What was the core value proposition of Premier Agent in 2011?
The core value was really providing leads to real estate agents. Basically, what we would call transaction ready customers; so not just customers who are vaguely interested in buying or selling homes but customers who are actually interested in visiting homes and are ready to purchase or sell a home.
Walking through the process, if I’m an agent working for a broker, I would pay up front for a certain share of traffic on Zillow for my listings?
That’s approximately right. Our business model, in terms of how we charged and the mechanism by which we charged, changed a lot over the course of the time while I was there and it’s still changing now. Essentially, that’s right; agents would pay a certain monthly fee up front and, based on that fee, they would get a certain portion of leads.
How did Zillow interact with the agent in the early days? What was that relationship like?

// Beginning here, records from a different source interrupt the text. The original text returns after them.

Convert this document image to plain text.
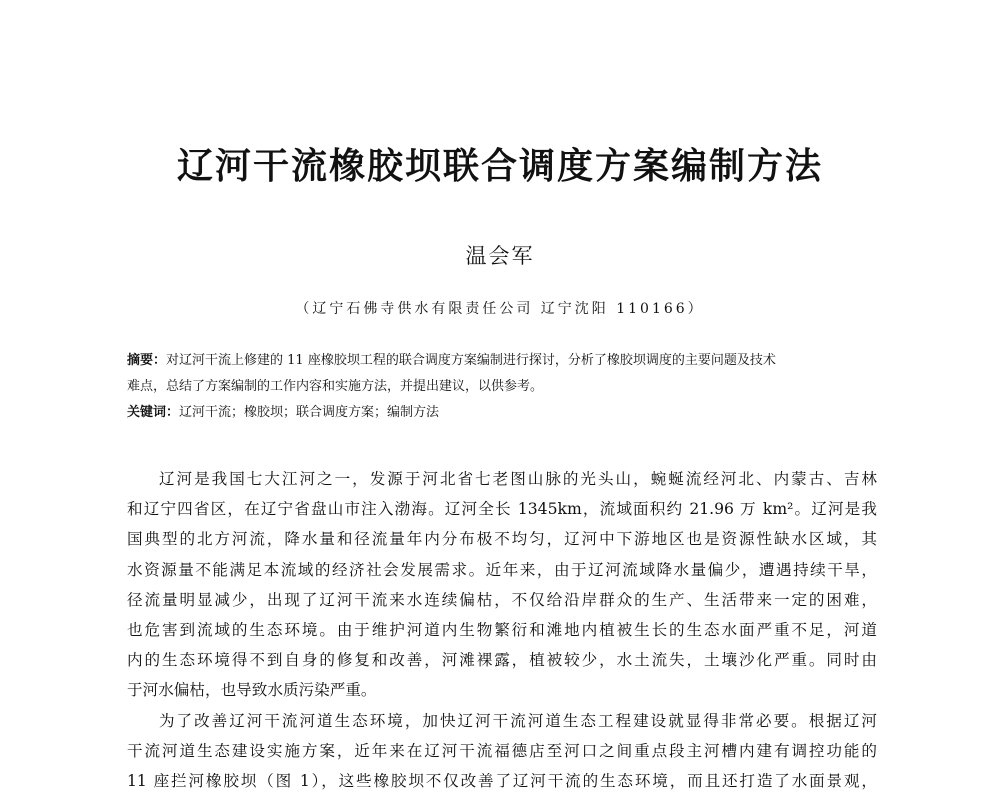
辽河干流橡胶坝联合调度方案编制方法
温会军
（辽宁石佛寺供水有限责任公司 辽宁沈阳 110166）
摘要：对辽河干流上修建的 11 座橡胶坝工程的联合调度方案编制进行探讨，分析了橡胶坝调度的主要问题及技术
难点，总结了方案编制的工作内容和实施方法，并提出建议，以供参考。
关键词：辽河干流；橡胶坝；联合调度方案；编制方法
辽河是我国七大江河之一，发源于河北省七老图山脉的光头山，蜿蜒流经河北、内蒙古、吉林
和辽宁四省区，在辽宁省盘山市注入渤海。辽河全长 1345km，流域面积约 21.96 万 km²。辽河是我
国典型的北方河流，降水量和径流量年内分布极不均匀，辽河中下游地区也是资源性缺水区域，其
水资源量不能满足本流域的经济社会发展需求。近年来，由于辽河流域降水量偏少，遭遇持续干旱，
径流量明显减少，出现了辽河干流来水连续偏枯，不仅给沿岸群众的生产、生活带来一定的困难，
也危害到流域的生态环境。由于维护河道内生物繁衍和滩地内植被生长的生态水面严重不足，河道
内的生态环境得不到自身的修复和改善，河滩裸露，植被较少，水土流失，土壤沙化严重。同时由
于河水偏枯，也导致水质污染严重。
为了改善辽河干流河道生态环境，加快辽河干流河道生态工程建设就显得非常必要。根据辽河
干流河道生态建设实施方案，近年来在辽河干流福德店至河口之间重点段主河槽内建有调控功能的
11 座拦河橡胶坝（图 1），这些橡胶坝不仅改善了辽河干流的生态环境，而且还打造了水面景观，
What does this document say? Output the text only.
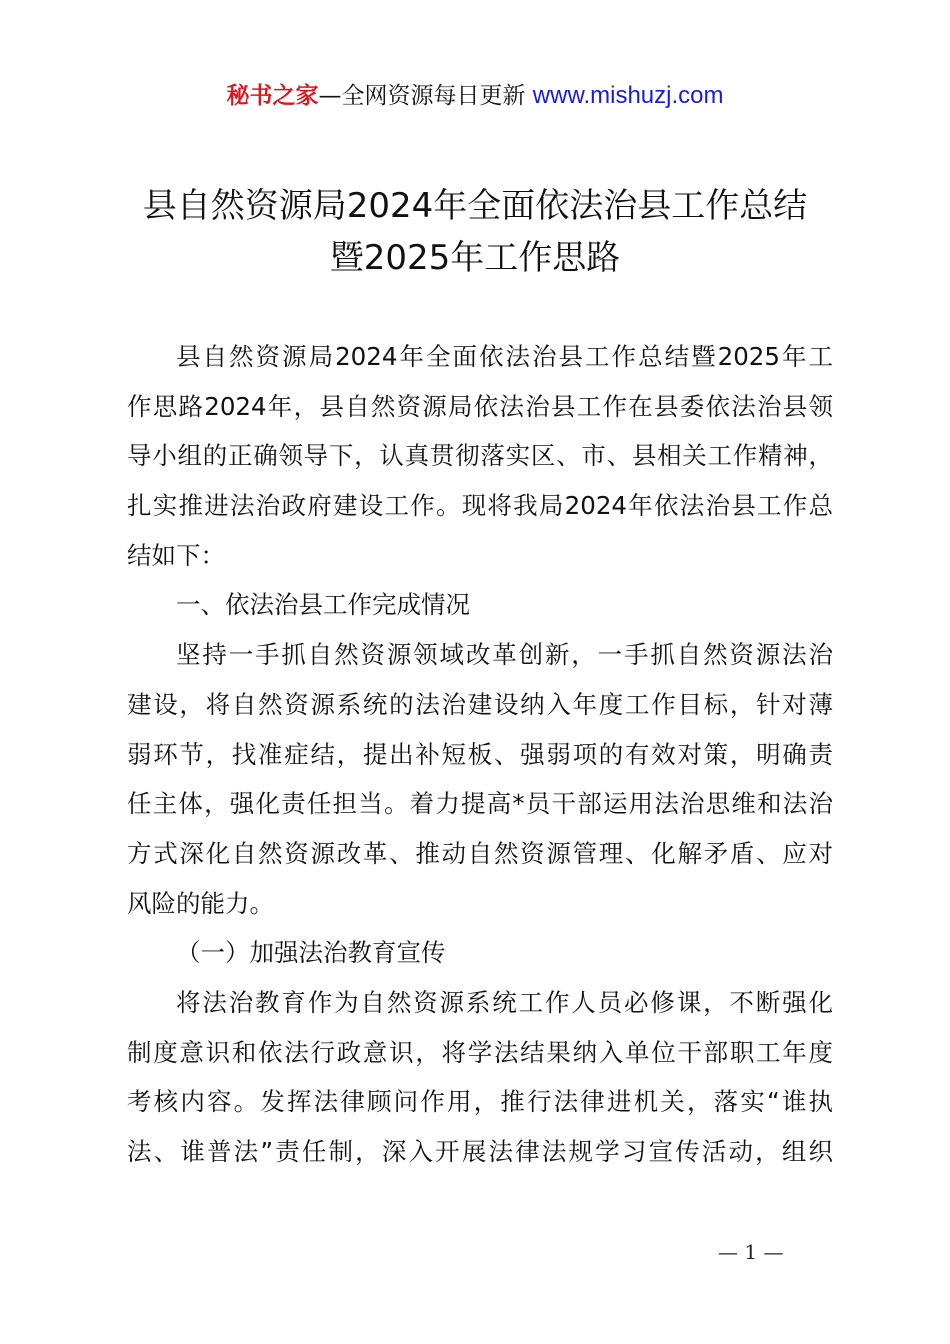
秘书之家—全网资源每日更新 www.mishuzj.com
县自然资源局2024年全面依法治县工作总结
暨2025年工作思路
县自然资源局2024年全面依法治县工作总结暨2025年工
作思路2024年，县自然资源局依法治县工作在县委依法治县领
导小组的正确领导下，认真贯彻落实区、市、县相关工作精神，
扎实推进法治政府建设工作。现将我局2024年依法治县工作总
结如下：
一、依法治县工作完成情况
坚持一手抓自然资源领域改革创新，一手抓自然资源法治
建设，将自然资源系统的法治建设纳入年度工作目标，针对薄
弱环节，找准症结，提出补短板、强弱项的有效对策，明确责
任主体，强化责任担当。着力提高*员干部运用法治思维和法治
方式深化自然资源改革、推动自然资源管理、化解矛盾、应对
风险的能力。
（一）加强法治教育宣传
将法治教育作为自然资源系统工作人员必修课，不断强化
制度意识和依法行政意识，将学法结果纳入单位干部职工年度
考核内容。发挥法律顾问作用，推行法律进机关，落实“谁执
法、谁普法”责任制，深入开展法律法规学习宣传活动，组织
— 1 —
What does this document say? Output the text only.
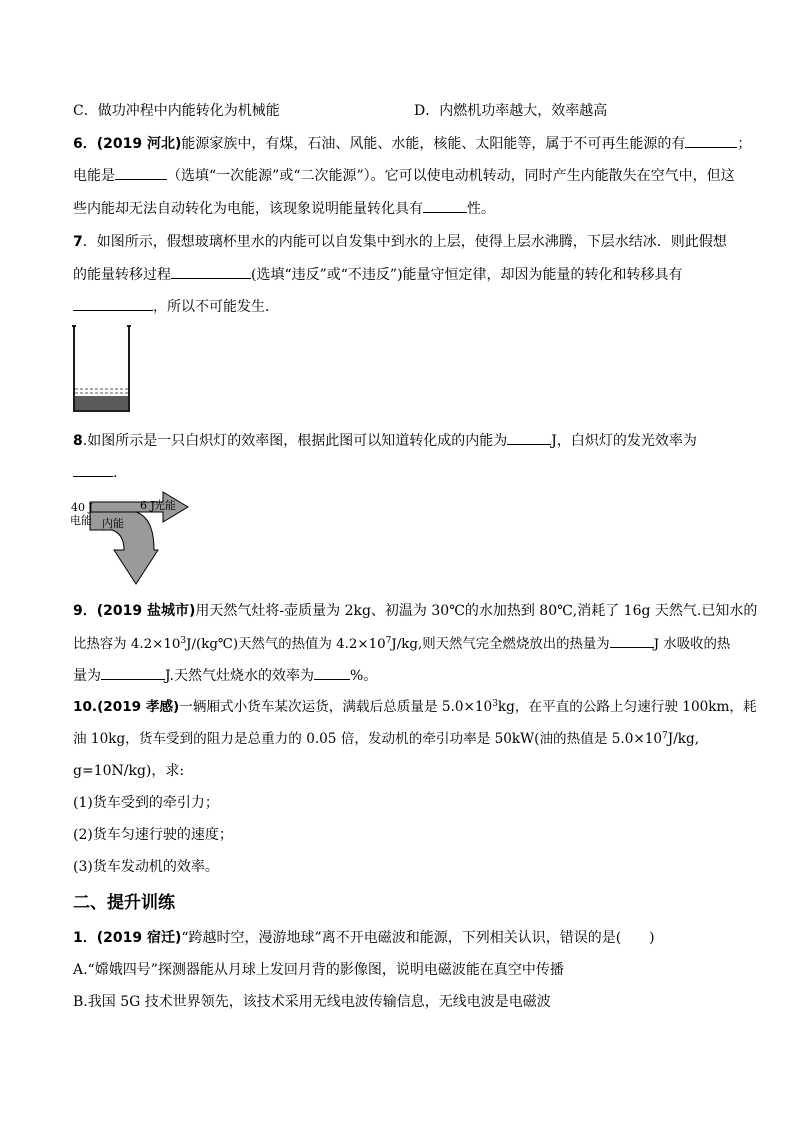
C．做功冲程中内能转化为机械能	D．内燃机功率越大，效率越高
6．(2019 河北)能源家族中，有煤，石油、风能、水能，核能、太阳能等，属于不可再生能源的有	；
电能是	（选填“一次能源”或“二次能源”）。它可以使电动机转动，同时产生内能散失在空气中，但这
些内能却无法自动转化为电能，该现象说明能量转化具有	性。
7．如图所示，假想玻璃杯里水的内能可以自发集中到水的上层，使得上层水沸腾，下层水结冰．则此假想
的能量转移过程	(选填“违反”或“不违反”)能量守恒定律，却因为能量的转化和转移具有
，所以不可能发生．
8.如图所示是一只白炽灯的效率图，根据此图可以知道转化成的内能为	J，白炽灯的发光效率为
.
40 J
电能
6 J 光能
内能
9．(2019 盐城市)用天然气灶将-壶质量为 2kg、初温为 30℃的水加热到 80℃,消耗了 16g 天然气.已知水的
比热容为 $4.2\times 10^3J/(kg℃)$天然气的热值为 $4.2\times 10^7J/kg$,则天然气完全燃烧放出的热量为	J 水吸收的热
量为	J.天然气灶烧水的效率为	%。
10.(2019 孝感)一辆厢式小货车某次运货，满载后总质量是 $5.0\times 10^3kg$，在平直的公路上匀速行驶 100km，耗
油 10kg，货车受到的阻力是总重力的 0.05 倍，发动机的牵引功率是 50kW(油的热值是 $5.0\times 10^7J/kg$,
g=10N/kg)，求:
(1)货车受到的牵引力；
(2)货车匀速行驶的速度；
(3)货车发动机的效率。
二、提升训练
1．(2019 宿迁)“跨越时空，漫游地球”离不开电磁波和能源，下列相关认识，错误的是(　　)
A.“嫦娥四号”探测器能从月球上发回月背的影像图，说明电磁波能在真空中传播
B.我国 5G 技术世界领先，该技术采用无线电波传输信息，无线电波是电磁波
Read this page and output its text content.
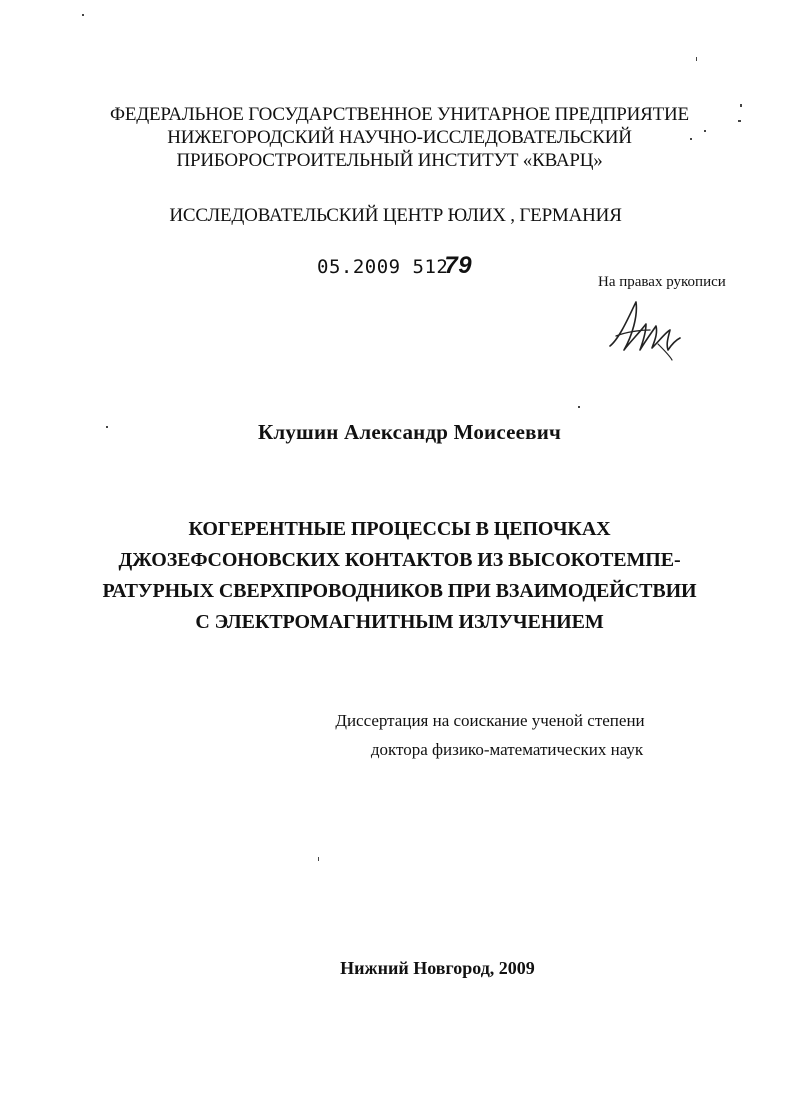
ФЕДЕРАЛЬНОЕ ГОСУДАРСТВЕННОЕ УНИТАРНОЕ ПРЕДПРИЯТИЕ
НИЖЕГОРОДСКИЙ НАУЧНО-ИССЛЕДОВАТЕЛЬСКИЙ
ПРИБОРОСТРОИТЕЛЬНЫЙ ИНСТИТУТ «КВАРЦ»
ИССЛЕДОВАТЕЛЬСКИЙ ЦЕНТР ЮЛИХ , ГЕРМАНИЯ
05.2009 51279
На правах рукописи
Клушин Александр Моисеевич
КОГЕРЕНТНЫЕ ПРОЦЕССЫ В ЦЕПОЧКАХ
ДЖОЗЕФСОНОВСКИХ КОНТАКТОВ ИЗ ВЫСОКОТЕМПЕ-
РАТУРНЫХ СВЕРХПРОВОДНИКОВ ПРИ ВЗАИМОДЕЙСТВИИ
С ЭЛЕКТРОМАГНИТНЫМ ИЗЛУЧЕНИЕМ
Диссертация на соискание ученой степени
доктора физико-математических наук
Нижний Новгород, 2009
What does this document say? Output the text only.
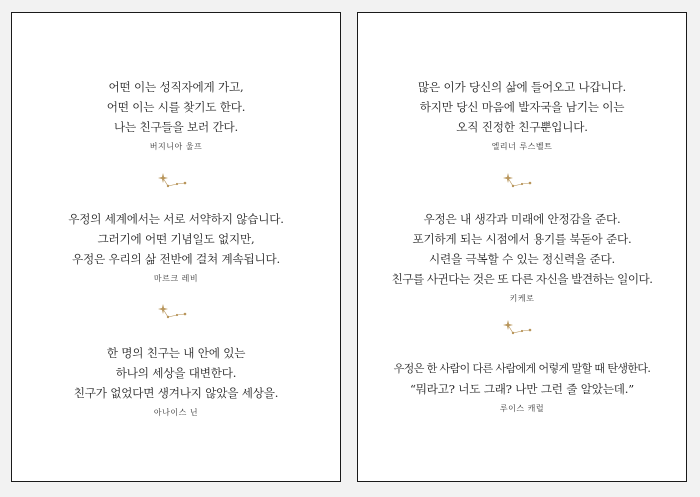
어떤 이는 성직자에게 가고,
어떤 이는 시를 찾기도 한다.
나는 친구들을 보러 간다.
버지니아 울프
우정의 세계에서는 서로 서약하지 않습니다.
그러기에 어떤 기념일도 없지만,
우정은 우리의 삶 전반에 걸쳐 계속됩니다.
마르크 레비
한 명의 친구는 내 안에 있는
하나의 세상을 대변한다.
친구가 없었다면 생겨나지 않았을 세상을.
아나이스 닌
많은 이가 당신의 삶에 들어오고 나갑니다.
하지만 당신 마음에 발자국을 남기는 이는
오직 진정한 친구뿐입니다.
엘리너 루스벨트
우정은 내 생각과 미래에 안정감을 준다.
포기하게 되는 시점에서 용기를 북돋아 준다.
시련을 극복할 수 있는 정신력을 준다.
친구를 사귄다는 것은 또 다른 자신을 발견하는 일이다.
키케로
우정은 한 사람이 다른 사람에게 어렇게 말할 때 탄생한다.
“뭐라고? 너도 그래? 나만 그런 줄 알았는데.”
루이스 캐럴
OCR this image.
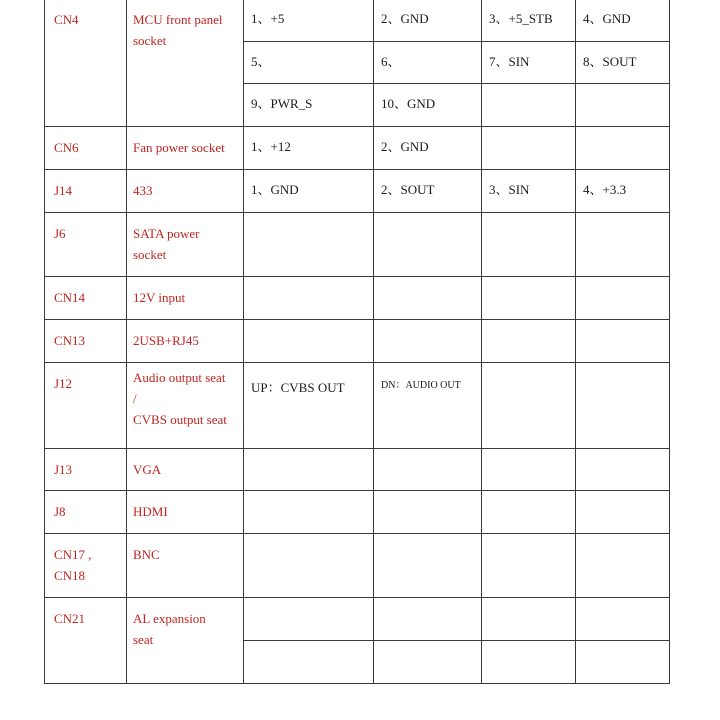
CN4	MCU front panel
socket	1、+5	2、GND	3、+5_STB	4、GND
		5、	6、	7、SIN	8、SOUT
		9、PWR_S	10、GND		
CN6	Fan power socket	1、+12	2、GND		
J14	433	1、GND	2、SOUT	3、SIN	4、+3.3
J6	SATA power
socket				

CN14	12V input				

CN13	2USB+RJ45				

J12	Audio output seat
/
CVBS output seat	UP：CVBS OUT	DN：AUDIO OUT		
J13	VGA				

J8	HDMI				

CN17 ,
CN18	BNC				

CN21	AL expansion
seat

In the early days, we talked to a lot of agents just to get their feedback on what they wanted and what they were interested in and when I joined, we actually had a different product which was display ads for real estate agents. On the Zillow website, you would see an ad that says, Joe Schmoe Real Estate Agent and it would have their picture and their number etc. What we found pretty quickly is that agents weren’t getting a lot of value from that; customers weren’t really interacting with the ad. By interacting with agents and talking to them, we learned that the value wasn’t there and that’s when we started to switch gears and focus on this new product. We were really focused on leads and transaction ready customers.
A lot of the communication with agents happens through our sales force who try to sell the product and renew the product. So if we’re getting feedback that no one wants to renew then, obviously, we’re going to react to that. That was in the early days. Later on, we built and developed other mechanisms for making sure we had a clear line of communication with agents and we got very constructive, continual feedback.
What were the typical reasons why an agent would churn from Premier Agent?
Typically, their perception is they would not be receiving high return on investment for their leads. Part of the challenge is that many real estate agents aren’t focused on finance or quantitative analysis; they don’t do that. They may make more of a judgement based on the leads they received over the last month versus the value of the leads they would have received over the last six months.